Outliers and Measures of Central Tendency

In all three Measures of Central Tendency, it is mentioned how they may or may not be vulnerable to outliers. Here we explore this with examples explaining how Mean, Median and Mode may or may not get affected by Outliers.

Outliers and Mean

A dataset where adding one very large outlier sharply increases the mean — A sudden increase in the mean due to an outlier.

Here it is very evident how, due to one unproportional value, the mean gets affected. Thus, if in a dataset there are values that are too large or too small compared to the rest of the values, then it can cause the mean to deviate.

Outliers and Median

The same dataset with an outlier, where the median stays unchanged — No sudden change in the median due to the outlier.

We can see how median is not affected by the outlier, as when the data is sorted, the outlier either ends up at the beginning (if the outlier is very small in weight) or at the end (if the value of the outlier is too large), and the middle value remains intact.

Outliers and Mode

The mode example with an outlier added, where the mode stays unchanged — We add an outlier to the earlier example for mode and find that mode too does not get affected by outliers.

Therefore, among all the Measures of Central Tendency, mean is the most vulnerable to outliers while the others are less vulnerable to them.

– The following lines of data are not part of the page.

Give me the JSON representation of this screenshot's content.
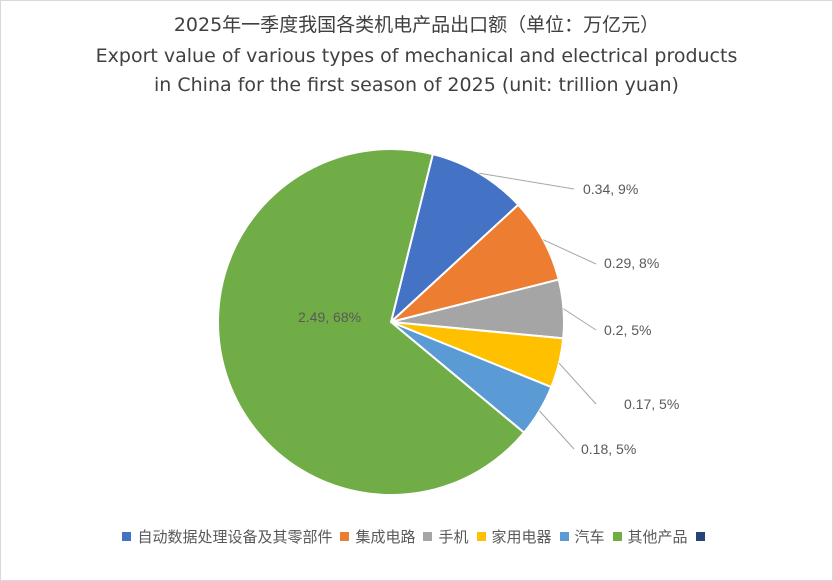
{
  "chart_data": {
    "type": "pie",
    "title": "2025年一季度我国各类机电产品出口额（单位：万亿元）",
    "subtitle_line1": "Export value of various types of mechanical and electrical products",
    "subtitle_line2": "in China for the first season of 2025 (unit: trillion yuan)",
    "slices": [
      {
        "name": "自动数据处理设备及其零部件",
        "value": 0.34,
        "label": "0.34, 9%",
        "color": "#4472C4"
      },
      {
        "name": "集成电路",
        "value": 0.29,
        "label": "0.29, 8%",
        "color": "#ED7D31"
      },
      {
        "name": "手机",
        "value": 0.2,
        "label": "0.2, 5%",
        "color": "#A5A5A5"
      },
      {
        "name": "家用电器",
        "value": 0.17,
        "label": "0.17, 5%",
        "color": "#FFC000"
      },
      {
        "name": "汽车",
        "value": 0.18,
        "label": "0.18, 5%",
        "color": "#5B9BD5"
      },
      {
        "name": "其他产品",
        "value": 2.49,
        "label": "2.49, 68%",
        "color": "#70AD47"
      }
    ],
    "legend": [
      {
        "name": "自动数据处理设备及其零部件",
        "color": "#4472C4"
      },
      {
        "name": "集成电路",
        "color": "#ED7D31"
      },
      {
        "name": "手机",
        "color": "#A5A5A5"
      },
      {
        "name": "家用电器",
        "color": "#FFC000"
      },
      {
        "name": "汽车",
        "color": "#5B9BD5"
      },
      {
        "name": "其他产品",
        "color": "#70AD47"
      },
      {
        "name": "",
        "color": "#264478"
      }
    ],
    "legend_position": "bottom"
  }
}
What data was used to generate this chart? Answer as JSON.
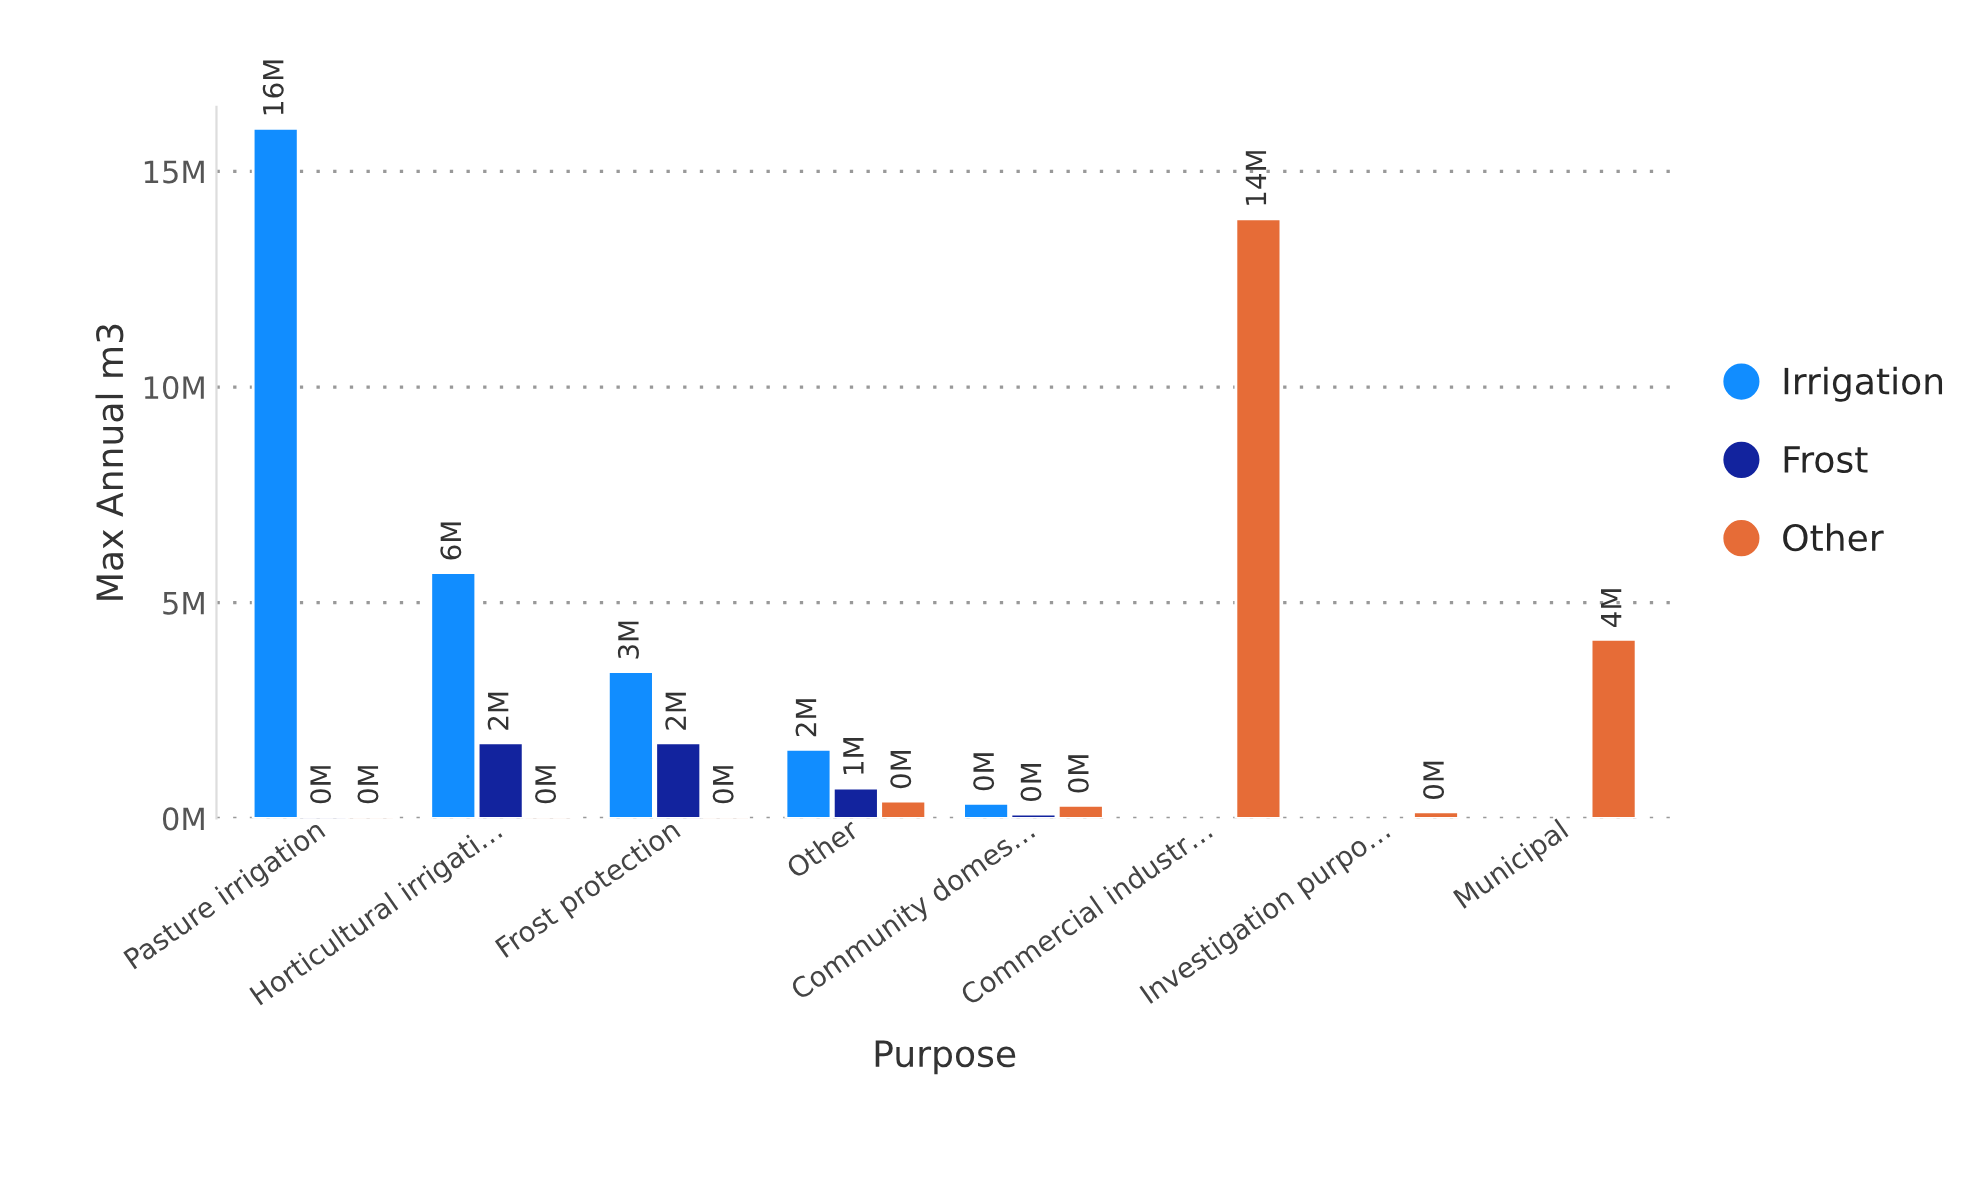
{
  "chart_data": {
    "type": "bar",
    "xlabel": "Purpose",
    "ylabel": "Max Annual m3",
    "categories": [
      "Pasture irrigation",
      "Horticultural irrigati…",
      "Frost protection",
      "Other",
      "Community domes…",
      "Commercial industr…",
      "Investigation purpo…",
      "Municipal"
    ],
    "series": [
      {
        "name": "Irrigation",
        "color": "#118dff",
        "values": [
          16000000,
          5700000,
          3400000,
          1600000,
          350000,
          null,
          null,
          null
        ],
        "value_labels": [
          "16M",
          "6M",
          "3M",
          "2M",
          "0M",
          null,
          null,
          null
        ]
      },
      {
        "name": "Frost",
        "color": "#12239e",
        "values": [
          50000,
          1750000,
          1750000,
          700000,
          100000,
          null,
          null,
          null
        ],
        "value_labels": [
          "0M",
          "2M",
          "2M",
          "1M",
          "0M",
          null,
          null,
          null
        ]
      },
      {
        "name": "Other",
        "color": "#e66c37",
        "values": [
          50000,
          50000,
          50000,
          400000,
          300000,
          13900000,
          150000,
          4150000
        ],
        "value_labels": [
          "0M",
          "0M",
          "0M",
          "0M",
          "0M",
          "14M",
          "0M",
          "4M"
        ]
      }
    ],
    "ylim": [
      0,
      16500000
    ],
    "yticks": [
      {
        "value": 0,
        "label": "0M"
      },
      {
        "value": 5000000,
        "label": "5M"
      },
      {
        "value": 10000000,
        "label": "10M"
      },
      {
        "value": 15000000,
        "label": "15M"
      }
    ],
    "grid": "y",
    "legend": "right",
    "marker": "circle"
  }
}
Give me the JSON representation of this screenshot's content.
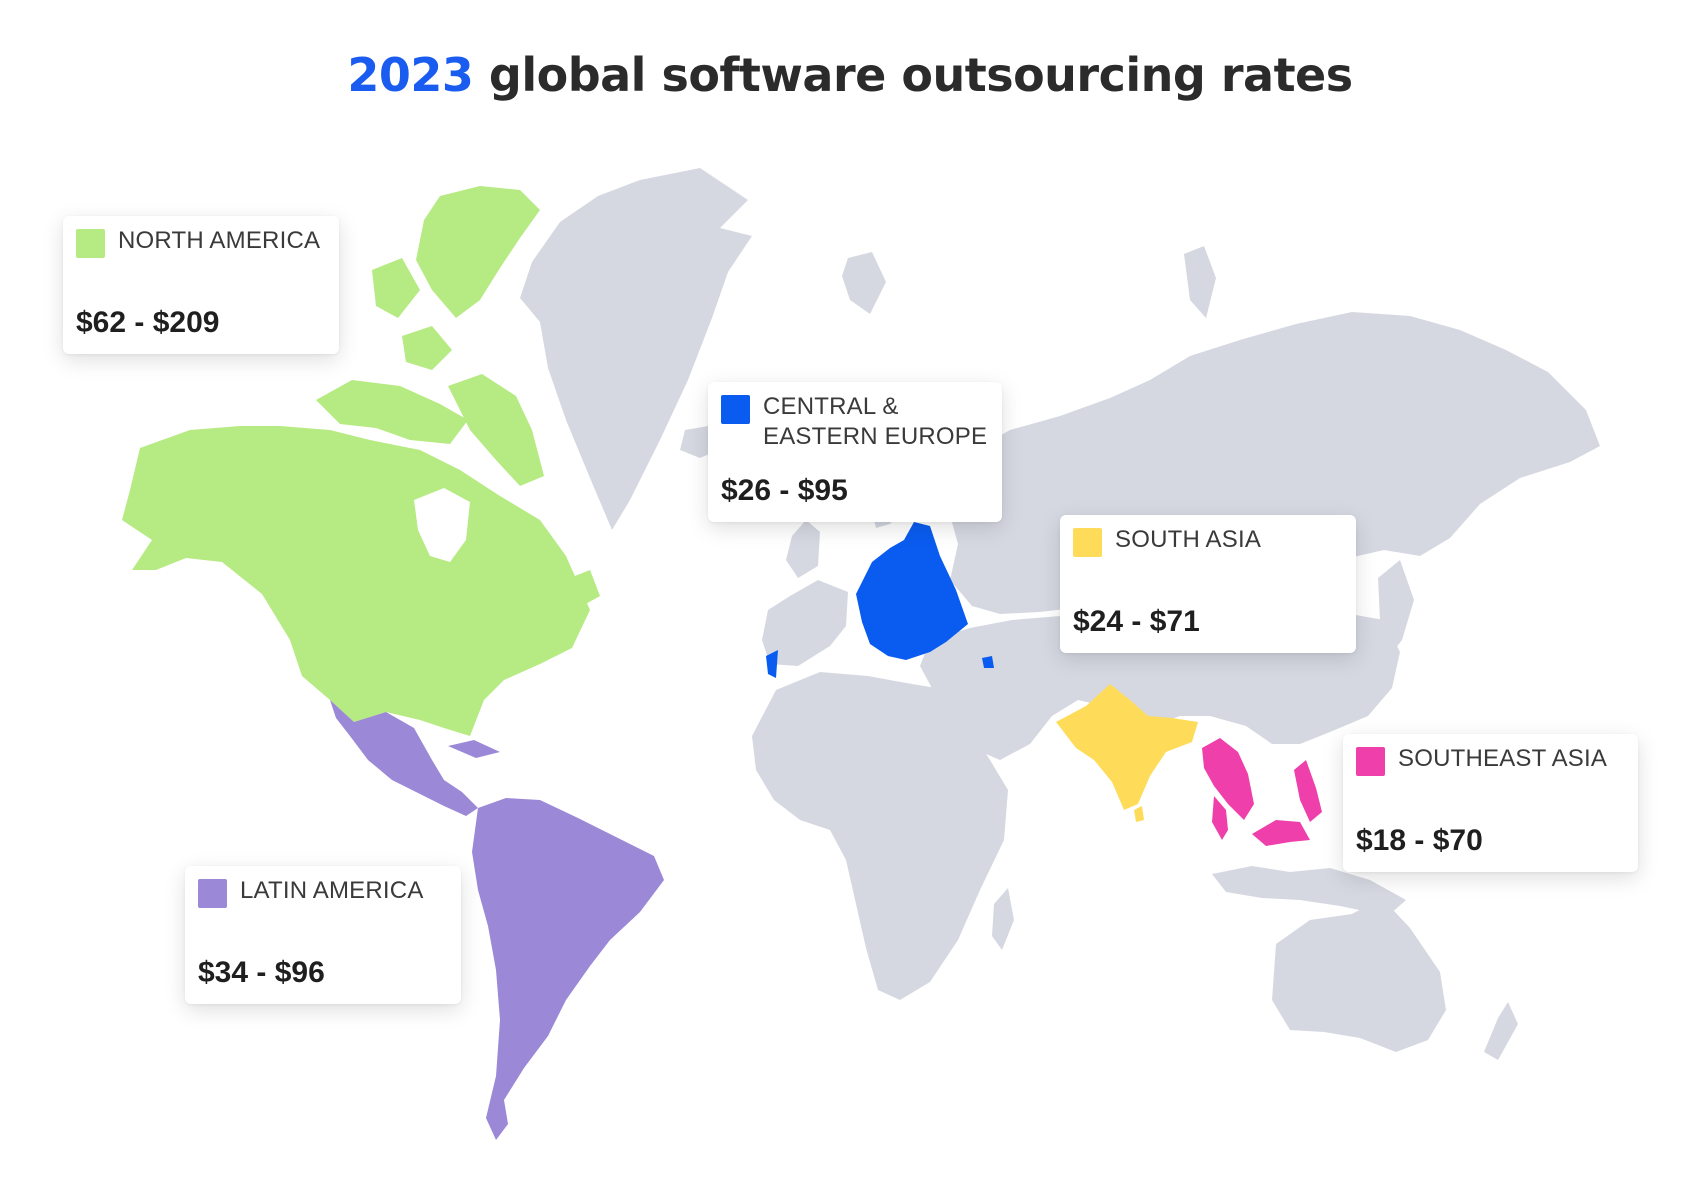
{
  "title": {
    "year": "2023",
    "rest": "global software outsourcing rates"
  },
  "colors": {
    "year_accent": "#1a5cf0",
    "land_base": "#d5d8e1",
    "north_america": "#b6ea82",
    "latin_america": "#9b88d6",
    "central_eastern_europe": "#0a5cf0",
    "south_asia": "#fedc5a",
    "southeast_asia": "#ee3fab"
  },
  "regions": [
    {
      "key": "north_america",
      "label": "NORTH AMERICA",
      "rate": "$62 - $209",
      "color": "#b6ea82"
    },
    {
      "key": "central_eastern_europe",
      "label": "CENTRAL &\nEASTERN EUROPE",
      "rate": "$26 - $95",
      "color": "#0a5cf0"
    },
    {
      "key": "south_asia",
      "label": "SOUTH ASIA",
      "rate": "$24 - $71",
      "color": "#fedc5a"
    },
    {
      "key": "southeast_asia",
      "label": "SOUTHEAST ASIA",
      "rate": "$18 - $70",
      "color": "#ee3fab"
    },
    {
      "key": "latin_america",
      "label": "LATIN AMERICA",
      "rate": "$34 - $96",
      "color": "#9b88d6"
    }
  ]
}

Thus Measures of Central Tendency help us in understanding our data by providing us with one value. Various Measures of Central Tendency can be used, with Mean being used for numerical and the Mode being used for categorical data. However, they all fail to explain the distribution of data: for example, a variable having the value 6 for six times will have a mean of 6, and a variable having values 2, 3, 4, 6, 8 and 13 will also have a mean of six. Therefore it becomes very important to understand the distribution of the data, and this leads us to Measures of Variability, using which we can understand the spread of the data.